Many HIV drugs were approved based on conservative dosing that was later modified to fewer daily doses or reduced dosing – as with AZT, 3TC, d4T, abacavir, nevirapine and efavirenz – but this is dependent on the impact the new dose has on drug levels and supportive evidence in clinical studies. These changes often came long after the initial approval, missing the opportunity of many years of simplified treatment. Raltegravir was a recent exception – perhaps because non-inferiorty to twice daily dosing wasn’t seen because once-daily was used as intial treatment rather than a switch dosing once viral load was suppressed.

References:

  1. DiPerri G et al. Pharmacokinetics and pharmacodynamics of etravirine 400 mg once daily in treatment naive patients. HIV Clinical Trials, (2013), 14 (3);92-98.
    http://thomasland.metapress.com/content/20m087475p598p77
  2. Nelson M, Stellbrink H, Podzamczer D, et al. A comparison of neuropsychiatric adverse events during 12 weeks of treatment with etravirine and efavirenz in a treatment-naive, HIV-1-infected population. AIDS. 2011;25(3):335–340. Concise communication.

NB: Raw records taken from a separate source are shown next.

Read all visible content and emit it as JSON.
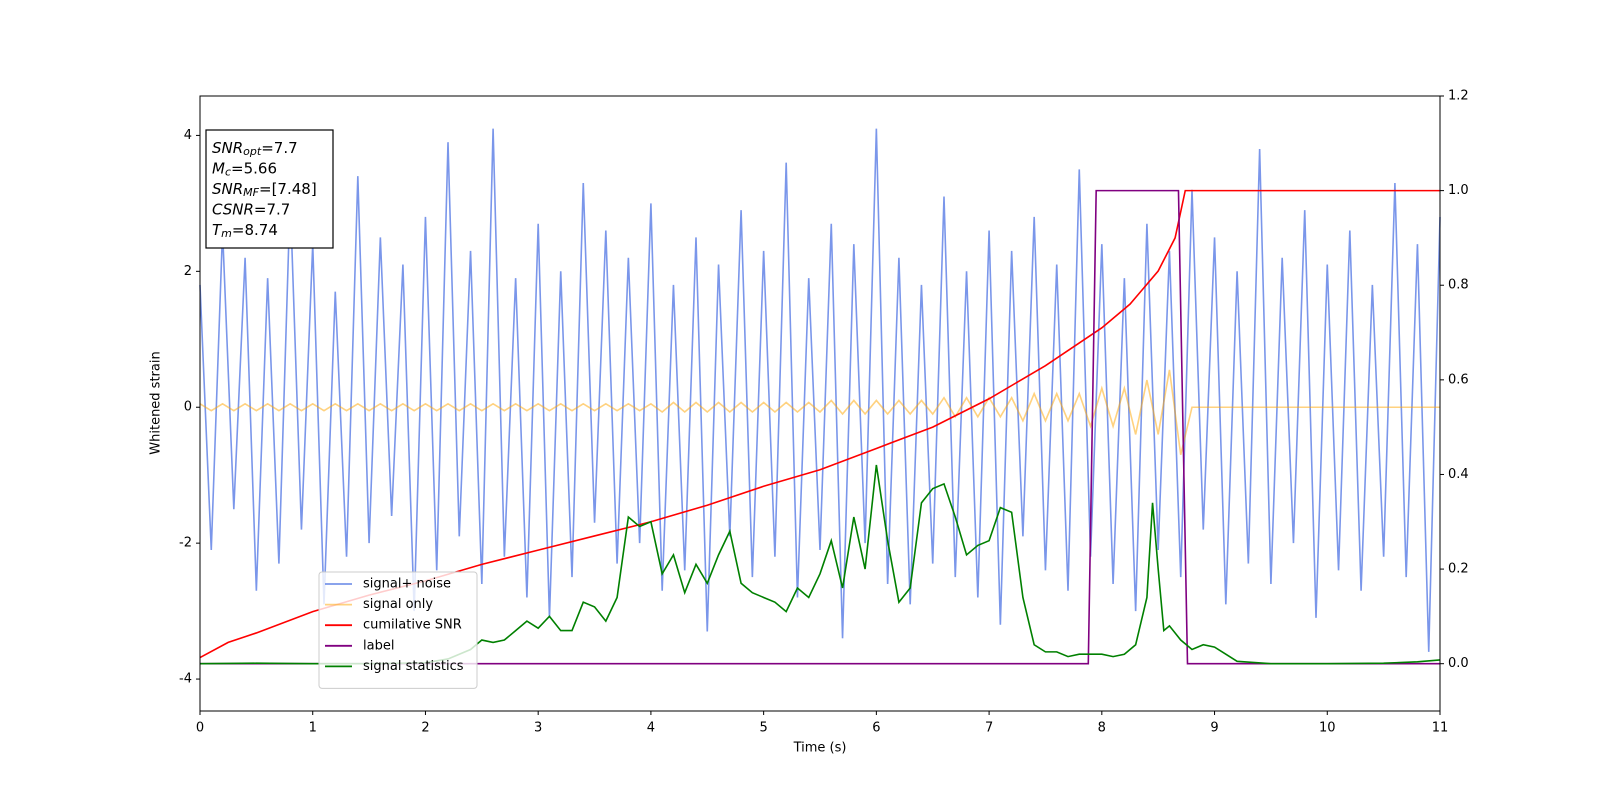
{
  "chart_data": {
    "type": "line",
    "x_label": "Time (s)",
    "y_label": "Whitened strain",
    "xlim": [
      0,
      11
    ],
    "ylim": [
      -4.47,
      4.58
    ],
    "y2lim": [
      -0.1,
      1.2
    ],
    "xticks": [
      0,
      1,
      2,
      3,
      4,
      5,
      6,
      7,
      8,
      9,
      10,
      11
    ],
    "yticks": [
      -4,
      -2,
      0,
      2,
      4
    ],
    "y2ticks": [
      {
        "value": 0,
        "label": "0.0"
      },
      0.2,
      0.4,
      0.6,
      0.8,
      {
        "value": 1,
        "label": "1.0"
      },
      1.2
    ],
    "annotation_lines": [
      {
        "main": "SNR",
        "sub": "opt",
        "rest": "=7.7"
      },
      {
        "main": "M",
        "sub": "c",
        "rest": "=5.66"
      },
      {
        "main": "SNR",
        "sub": "MF",
        "rest": "=[7.48]"
      },
      {
        "main": "CSNR",
        "rest": "=7.7"
      },
      {
        "main": "T",
        "sub": "m",
        "rest": "=8.74"
      }
    ],
    "x": [
      0,
      0.1,
      0.2,
      0.3,
      0.4,
      0.5,
      0.6,
      0.7,
      0.8,
      0.9,
      1,
      1.1,
      1.2,
      1.3,
      1.4,
      1.5,
      1.6,
      1.7,
      1.8,
      1.9,
      2,
      2.1,
      2.2,
      2.3,
      2.4,
      2.5,
      2.6,
      2.7,
      2.8,
      2.9,
      3,
      3.1,
      3.2,
      3.3,
      3.4,
      3.5,
      3.6,
      3.7,
      3.8,
      3.9,
      4,
      4.1,
      4.2,
      4.3,
      4.4,
      4.5,
      4.6,
      4.7,
      4.8,
      4.9,
      5,
      5.1,
      5.2,
      5.3,
      5.4,
      5.5,
      5.6,
      5.7,
      5.8,
      5.9,
      6,
      6.1,
      6.2,
      6.3,
      6.4,
      6.5,
      6.6,
      6.7,
      6.8,
      6.9,
      7,
      7.1,
      7.2,
      7.3,
      7.4,
      7.5,
      7.6,
      7.7,
      7.8,
      7.9,
      8,
      8.1,
      8.2,
      8.3,
      8.4,
      8.5,
      8.6,
      8.7,
      8.8,
      8.9,
      9,
      9.1,
      9.2,
      9.3,
      9.4,
      9.5,
      9.6,
      9.7,
      9.8,
      9.9,
      10,
      10.1,
      10.2,
      10.3,
      10.4,
      10.5,
      10.6,
      10.7,
      10.8,
      10.9,
      11
    ],
    "series": [
      {
        "name": "signal+ noise",
        "color": "royalblue",
        "alpha": 0.7,
        "values": [
          1.8,
          -2.1,
          2.6,
          -1.5,
          2.2,
          -2.7,
          1.9,
          -2.3,
          3.1,
          -1.8,
          2.4,
          -2.9,
          1.7,
          -2.2,
          3.4,
          -2.0,
          2.5,
          -1.6,
          2.1,
          -3.0,
          2.8,
          -2.4,
          3.9,
          -1.9,
          2.3,
          -2.6,
          4.1,
          -2.2,
          1.9,
          -2.8,
          2.7,
          -3.1,
          2.0,
          -2.5,
          3.3,
          -1.7,
          2.6,
          -2.3,
          2.2,
          -2.0,
          3.0,
          -2.7,
          1.8,
          -2.4,
          2.5,
          -3.3,
          2.1,
          -1.9,
          2.9,
          -2.5,
          2.3,
          -2.2,
          3.6,
          -2.8,
          1.9,
          -2.1,
          2.7,
          -3.4,
          2.4,
          -2.0,
          4.1,
          -2.6,
          2.2,
          -2.9,
          1.8,
          -2.3,
          3.1,
          -2.5,
          2.0,
          -2.8,
          2.6,
          -3.2,
          2.3,
          -1.9,
          2.8,
          -2.4,
          2.1,
          -2.7,
          3.5,
          -2.2,
          2.4,
          -2.6,
          1.9,
          -3.0,
          2.7,
          -2.1,
          2.3,
          -2.5,
          3.2,
          -1.8,
          2.5,
          -2.9,
          2.0,
          -2.3,
          3.8,
          -2.6,
          2.2,
          -2.0,
          2.9,
          -3.1,
          2.1,
          -2.4,
          2.6,
          -2.7,
          1.8,
          -2.2,
          3.3,
          -2.5,
          2.4,
          -3.6,
          2.8
        ]
      },
      {
        "name": "signal only",
        "color": "orange",
        "alpha": 0.5,
        "values": [
          0.05,
          -0.05,
          0.05,
          -0.05,
          0.05,
          -0.05,
          0.05,
          -0.05,
          0.05,
          -0.05,
          0.05,
          -0.05,
          0.05,
          -0.05,
          0.05,
          -0.05,
          0.05,
          -0.05,
          0.05,
          -0.05,
          0.05,
          -0.05,
          0.05,
          -0.05,
          0.05,
          -0.05,
          0.05,
          -0.05,
          0.05,
          -0.05,
          0.05,
          -0.05,
          0.05,
          -0.05,
          0.05,
          -0.05,
          0.05,
          -0.05,
          0.05,
          -0.05,
          0.05,
          -0.07,
          0.07,
          -0.07,
          0.07,
          -0.07,
          0.07,
          -0.07,
          0.07,
          -0.07,
          0.07,
          -0.07,
          0.07,
          -0.07,
          0.07,
          -0.07,
          0.1,
          -0.1,
          0.1,
          -0.1,
          0.1,
          -0.1,
          0.1,
          -0.1,
          0.1,
          -0.1,
          0.14,
          -0.14,
          0.14,
          -0.14,
          0.14,
          -0.14,
          0.14,
          -0.2,
          0.2,
          -0.2,
          0.2,
          -0.2,
          0.2,
          -0.28,
          0.28,
          -0.28,
          0.28,
          -0.4,
          0.4,
          -0.4,
          0.55,
          -0.7,
          0,
          0,
          0,
          0,
          0,
          0,
          0,
          0,
          0,
          0,
          0,
          0,
          0,
          0,
          0,
          0,
          0,
          0,
          0,
          0,
          0,
          0,
          0
        ]
      },
      {
        "name": "cumilative SNR",
        "color": "red",
        "alpha": 1,
        "axis": "y2",
        "x": [
          0,
          0.25,
          0.5,
          1,
          1.5,
          2,
          2.5,
          3,
          3.5,
          4,
          4.5,
          5,
          5.5,
          6,
          6.5,
          7,
          7.5,
          8,
          8.25,
          8.5,
          8.65,
          8.74,
          11
        ],
        "values": [
          0.013,
          0.045,
          0.065,
          0.11,
          0.145,
          0.175,
          0.21,
          0.24,
          0.27,
          0.3,
          0.335,
          0.375,
          0.41,
          0.455,
          0.5,
          0.56,
          0.63,
          0.71,
          0.76,
          0.83,
          0.9,
          1.0,
          1.0
        ]
      },
      {
        "name": "label",
        "color": "purple",
        "alpha": 1,
        "axis": "y2",
        "x": [
          0,
          7.88,
          7.95,
          8.68,
          8.76,
          11
        ],
        "values": [
          0,
          0,
          1,
          1,
          0,
          0
        ]
      },
      {
        "name": "signal statistics",
        "color": "green",
        "alpha": 1,
        "axis": "y2",
        "x": [
          0,
          0.5,
          1,
          1.5,
          2,
          2.2,
          2.4,
          2.5,
          2.6,
          2.7,
          2.8,
          2.9,
          3.0,
          3.1,
          3.2,
          3.3,
          3.4,
          3.5,
          3.6,
          3.7,
          3.8,
          3.9,
          4.0,
          4.1,
          4.2,
          4.3,
          4.4,
          4.5,
          4.6,
          4.7,
          4.8,
          4.9,
          5.0,
          5.1,
          5.2,
          5.3,
          5.4,
          5.5,
          5.6,
          5.7,
          5.8,
          5.9,
          6.0,
          6.1,
          6.2,
          6.3,
          6.4,
          6.5,
          6.6,
          6.7,
          6.8,
          6.9,
          7.0,
          7.1,
          7.2,
          7.3,
          7.4,
          7.5,
          7.6,
          7.7,
          7.8,
          7.9,
          8.0,
          8.1,
          8.2,
          8.3,
          8.4,
          8.45,
          8.5,
          8.55,
          8.6,
          8.7,
          8.8,
          8.9,
          9.0,
          9.1,
          9.2,
          9.5,
          10,
          10.5,
          10.8,
          11
        ],
        "values": [
          0.0,
          0.001,
          0.0,
          0.0,
          0.002,
          0.01,
          0.03,
          0.05,
          0.045,
          0.05,
          0.07,
          0.09,
          0.075,
          0.1,
          0.07,
          0.07,
          0.13,
          0.12,
          0.09,
          0.14,
          0.31,
          0.29,
          0.3,
          0.19,
          0.23,
          0.15,
          0.21,
          0.17,
          0.23,
          0.28,
          0.17,
          0.15,
          0.14,
          0.13,
          0.11,
          0.16,
          0.14,
          0.19,
          0.26,
          0.16,
          0.31,
          0.2,
          0.42,
          0.26,
          0.13,
          0.16,
          0.34,
          0.37,
          0.38,
          0.31,
          0.23,
          0.25,
          0.26,
          0.33,
          0.32,
          0.14,
          0.04,
          0.025,
          0.025,
          0.015,
          0.02,
          0.02,
          0.02,
          0.015,
          0.02,
          0.04,
          0.14,
          0.34,
          0.2,
          0.07,
          0.08,
          0.05,
          0.03,
          0.04,
          0.035,
          0.02,
          0.005,
          0.0,
          0.0,
          0.001,
          0.004,
          0.008
        ]
      }
    ]
  }
}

    http://journals.lww.com/aidsonline/Fulltext/2011/01280/A_comparison_of_neuropsychiatric_adverse_events.7.aspx
  3. Gazzard B, Duvivier C, Zagler C, et al. Phase 2 double-blind, randomized trial of etravirine versus efavirenz in treatment-naïve patients: 48-week results. AIDS. 2011;25(18):2249–2258.
    http://journals.lww.com/aidsonline/Fulltext/2011/11280/Phase_2_double_blind,_randomized_trial_of.7.aspx
  4. DeJesus E et al. Pharmacokinetics of once-daily etravirine without and with once-daily darunavir/ritonavir in antiretroviral-naïve HIV type-1 infected adults. Antivir Ther. 2010;15:711–720.
    http://www.intmedpress.com/serveFile.cfm?sUID=9ba2db58-eaad-4712-bf45-416326b0908e
  5. Peter M et al. Etravirine has no effect on QT and corrected QT interval in HIV-negative volunteers. Ann Pharmacother. 2008 Jun;42(6):757-65. doi: 10.1345/aph.1K681. Epub 2008 Apr 29.
    http://www.ncbi.nlm.nih.gov/pubmed/18445705
  6. Schneider L et al. Switch from etravirine twice daily to once daily in non-nucleoside reverse transcriptase inhibitor (NNRTI)-resistant HIV-infected patients with suppressed viremia: the Monetra study. HIV Clin Trials. 2012 Sep-Oct;13(5):284-8. doi: 10.1310/hct1305-284.